The US Supreme Court has ruled Donald Trump’s sweeping global tariffs illegal – a stunning rebuke of the president’s signature economic policy that upended international trade.
The conservative-majority high court ruled six-three in the judgment, saying that a 1977 law known as the International Emergency Economic Powers Act (IEEPA) that Trump has relied on “does not authorise the President to impose tariffs”.
The ruling does not impact sector-specific duties Trump separately imposed on imports of steel, aluminum and various other goods.
Several government probes which could lead to more sectoral tariffs remain in the works.
Still, this marks Trump’s biggest defeat at the Supreme Court since returning to the White House last year.
This picture taken in April last year shows Trump holding a chart as he delivers remarks on reciprocal tariffs during an event in the Rose Garden entitled ‘Make America Wealthy Again; at the White House. – AFP
While Trump has long relied on tariffs as a lever for diplomatic pressure and negotiations, he made unprecedented use of emergency economic powers in his second term to slap new duties on virtually all US trading partners.
These included “reciprocal” tariffs over trade practices that Washington deemed unfair, alongside separate sets of duties targeting major partners Mexico, Canada and China over illicit drug flows and immigration.
The court noted yesterday that “had Congress intended to convey the distinct and extraordinary power to impose tariffs” with the IEEPA, “it would have done so expressly, as it consistently has in other tariff statutes”.
The Supreme Court’s three liberal justices joined three conservatives in yesterday’s ruling, which upheld lower court decisions that tariffs Trump imposed under the IEEPA were illegal.
Conservative Justices Brett Kavanaugh, Clarence Thomas and Samuel Alito dissented.
Chief Justice John Roberts, in delivering his opinion, said the “IEEPA contains no reference to tariffs or duties”.
“Our task today is to decide only whether the power to ‘regulate … importation’ as granted to the president in the IEEPA, embraces the power to impose tariffs. It does not,” Roberts wrote in the ruling, quoting the statute’s text that Trump claimed had justified his sweeping tariffs.

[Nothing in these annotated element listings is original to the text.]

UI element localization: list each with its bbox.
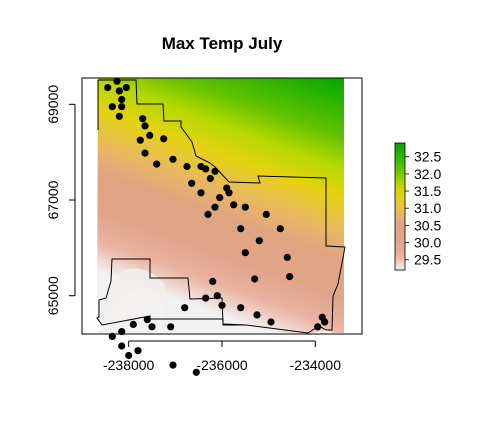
sample-point bbox=[237, 304, 245, 312]
y-tick-label: 65000 bbox=[45, 276, 61, 315]
sample-point bbox=[213, 292, 221, 300]
color-legend: 29.530.0 30.531.031.532.032.5 bbox=[394, 142, 441, 271]
sample-point bbox=[169, 361, 177, 369]
sample-point bbox=[118, 328, 126, 336]
sample-point bbox=[118, 342, 126, 350]
sample-point bbox=[230, 201, 238, 209]
legend-tick-label: 30.0 bbox=[414, 235, 441, 251]
sample-point bbox=[209, 277, 217, 285]
sample-point bbox=[283, 253, 291, 261]
study-area-boundary bbox=[96, 79, 346, 334]
sample-point bbox=[267, 318, 275, 326]
sample-point bbox=[115, 87, 123, 95]
sample-point bbox=[141, 122, 149, 130]
y-axis: 65000 67000 69000 bbox=[45, 85, 76, 315]
x-tick-label: -236000 bbox=[196, 357, 248, 373]
sample-point bbox=[181, 304, 189, 312]
sample-point bbox=[134, 347, 142, 355]
sample-point bbox=[153, 160, 161, 168]
sample-point bbox=[143, 316, 151, 324]
x-tick-label: -238000 bbox=[103, 357, 155, 373]
sample-point bbox=[183, 162, 191, 171]
sample-point bbox=[169, 155, 177, 163]
sample-point bbox=[113, 77, 121, 85]
sample-point bbox=[125, 351, 133, 360]
sample-point bbox=[216, 194, 224, 202]
sample-point bbox=[202, 165, 210, 173]
sample-point bbox=[237, 225, 245, 233]
sample-point bbox=[118, 95, 126, 104]
sample-point bbox=[211, 203, 219, 211]
sample-point bbox=[104, 84, 112, 92]
sample-point bbox=[255, 237, 263, 245]
sample-point bbox=[146, 131, 154, 139]
sample-point bbox=[251, 275, 259, 283]
sample-point bbox=[122, 84, 130, 92]
sample-point bbox=[253, 311, 261, 319]
sample-points bbox=[104, 77, 329, 376]
sample-point bbox=[197, 189, 205, 197]
sample-point bbox=[276, 225, 284, 233]
sample-point bbox=[206, 174, 214, 183]
sample-point bbox=[115, 112, 123, 120]
sample-point bbox=[188, 179, 196, 187]
legend-ticks: 29.530.0 30.531.031.532.032.5 bbox=[405, 149, 441, 268]
sample-point bbox=[286, 273, 294, 281]
chart-title: Max Temp July bbox=[162, 34, 283, 53]
sample-point bbox=[141, 149, 149, 157]
sample-point bbox=[211, 167, 219, 175]
plot-frame bbox=[81, 77, 363, 335]
raster-layer bbox=[97, 78, 344, 333]
sample-point bbox=[167, 323, 175, 331]
sample-point bbox=[108, 332, 116, 340]
sample-point bbox=[218, 301, 226, 309]
legend-tick-label: 32.5 bbox=[414, 149, 441, 165]
legend-tick-label: 32.0 bbox=[414, 166, 441, 182]
sample-point bbox=[108, 103, 116, 111]
sample-point bbox=[202, 294, 210, 302]
sample-point bbox=[204, 210, 212, 218]
sample-point bbox=[241, 249, 249, 257]
x-tick-label: -234000 bbox=[290, 357, 342, 373]
sample-point bbox=[118, 103, 126, 111]
sample-point bbox=[192, 368, 200, 376]
sample-point bbox=[262, 210, 270, 218]
x-axis: -238000 -236000 -234000 bbox=[103, 340, 342, 373]
sample-point bbox=[160, 135, 168, 143]
sample-point bbox=[136, 136, 144, 144]
sample-point bbox=[129, 320, 137, 328]
y-tick-label: 69000 bbox=[45, 85, 61, 124]
legend-tick-label: 29.5 bbox=[414, 252, 441, 268]
legend-tick-label: 31.0 bbox=[414, 200, 441, 216]
legend-colorbar bbox=[394, 142, 406, 271]
sample-point bbox=[148, 323, 156, 331]
sample-point bbox=[225, 189, 233, 197]
sample-point bbox=[321, 318, 329, 326]
sample-point bbox=[139, 115, 147, 123]
sample-point bbox=[314, 323, 322, 331]
sample-point bbox=[241, 203, 249, 211]
y-tick-label: 67000 bbox=[45, 180, 61, 219]
legend-tick-label: 31.5 bbox=[414, 183, 441, 199]
legend-tick-label: 30.5 bbox=[414, 217, 441, 233]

The top judge, citing a prior Supreme Court ruling, wrote that “the president must ‘point to clear congressional authorisation’ to justify his extraordinary assertion of the power to impose tariffs,” adding: “He cannot.”
The Supreme Court reached its conclusion in a legal challenge by businesses affected by the tariffs and 12 US states, most of them Democratic-governed, against Trump’s unprecedented use of this law to unilaterally impose the import taxes.
A lower trade court ruled in May that Trump overstepped his authority with across-the-board levies and blocked most of them, but that outcome was put on hold as the government appealed.
The US Constitution grants Congress, not the president, the authority to issue taxes and tariffs.
The IEEPA lets a president regulate commerce in a national emergency.
Trump became the first president to use the IEEPA to impose tariffs, one of the many ways he has aggressively pushed the boundaries of executive authority since he returned to office in areas as varied as his crackdown on immigration, the firing of federal agency officials, domestic military deployments and military operations overseas.
With the White House already bracing for a negative outcome, KPMG chief economist Diane Swonk warned that “tariffs ruled illegal can be rapidly reinstated via other levers”.
“Financial markets rallied on the news, but that is premature,” she added.
Nonetheless, business groups cheered the ruling, with the National Retail Federation saying that this “provides much-needed certainty” for American firms and manufacturers.
“We urge the lower court to ensure a seamless process to refund the tariffs to US importers,” the federation said.
However, the justices did not address the degree to which importers can receive refunds. This will likely be litigated.
Kavanaugh warned that this process – as acknowledged during oral arguments – could be a “mess”.
EY-Parthenon chief economist Gregory Daco told AFP that the loss of IEEPA tariff revenues for the US government could amount to around $140bn.
Delighted Democratic leaders pounced on the ruling, with Senate Minority Leader Chuck Schumer lauding the outcome as a “win for the wallets” of US consumers.
However, top Democrat on the Senate Banking Committee Elizabeth Warren cautioned there remains “no legal mechanism for consumers and many small businesses to recoup the money they have already paid”.
The Budget Lab at Yale University estimates consumers face an average effective tariff rate of 9.1% with yesterday’s decision, down from 16.9%.
However, it said this “remains the highest since 1946”, excluding 2025.
Striking down the emergency tariffs “would constrain the president’s ambitions to impose across-the-board tariffs on a whim”, said Erica York of tax policy nonprofit the Tax Foundation.
However, it leaves him other statutes to use for tariffs, even if they tend to be more limited in scope – or require specific processes such as investigations – York told AFP.
“The ruling dismantles the legal scaffolding, not the building itself,” said ING analysts Carsten Brzeski and Julian Geib of Trump’s trade restrictions.